Earlier, I mentioned the basis of underwriting a motor risk, but this in itself needed a revamp. Why base it on the vehicle? Would it not be a better idea to base it on the driver (age, gender, education, profession), or better yet on the way the driver actually operates or uses the vehicle. Is he a jackrabbit accelerator, does he swerve through traffic, overspeed, brakes unevenly or suddenly, or uses roads where there is a high volume of traffic or where a statistically higher number of road accidents occur? These are better and more accurate determinants of the safe usage of a vehicle and it likewise allows one to determine when or where the vehicle is being used. On top of that it allows the insurer to price and charge the coverage on a pay-as-you-use basis!


The technology is already here to make this happen.

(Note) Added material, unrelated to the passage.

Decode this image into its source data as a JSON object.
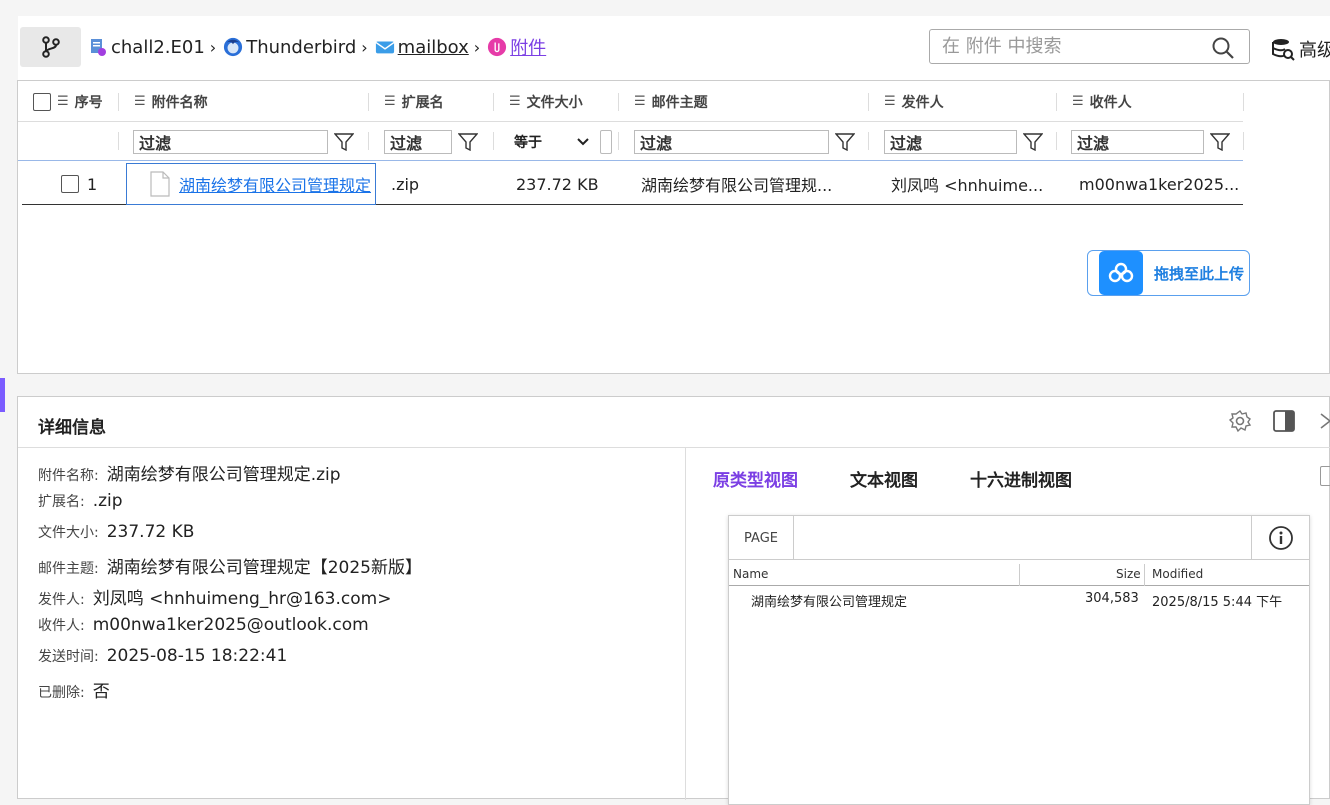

There is an iteration where a contraption akin to an airplane’s black box is plugged on to the electronics of your car. However, the gadget did cost an amount and, in most cases, voided the warranty of brand-new vehicles. There is another iteration which did not require a gadget to be plugged into your vehicle but just required you to download an app for free into your mobile phones which you had to keep on and on you while you drove. OK, call it creepy as it shared information of your driving habits, places you frequented, present location with the insurer, but on the other hand it affords a whole new way of being insured, not to mention the other positives like security, fleet management, rewards points, safe driving incentives and a host of others.


The timing to introduce this is also right as our insurance regulators have their thumbs to the insuring public’s pulse and have introduced a sandbox regulatory approach to these novel products or ways of doing things. This would mean less stringent (read faster) ways of approving things with the insuring public and, if I may say so, the insurers themselves as both winners in the end.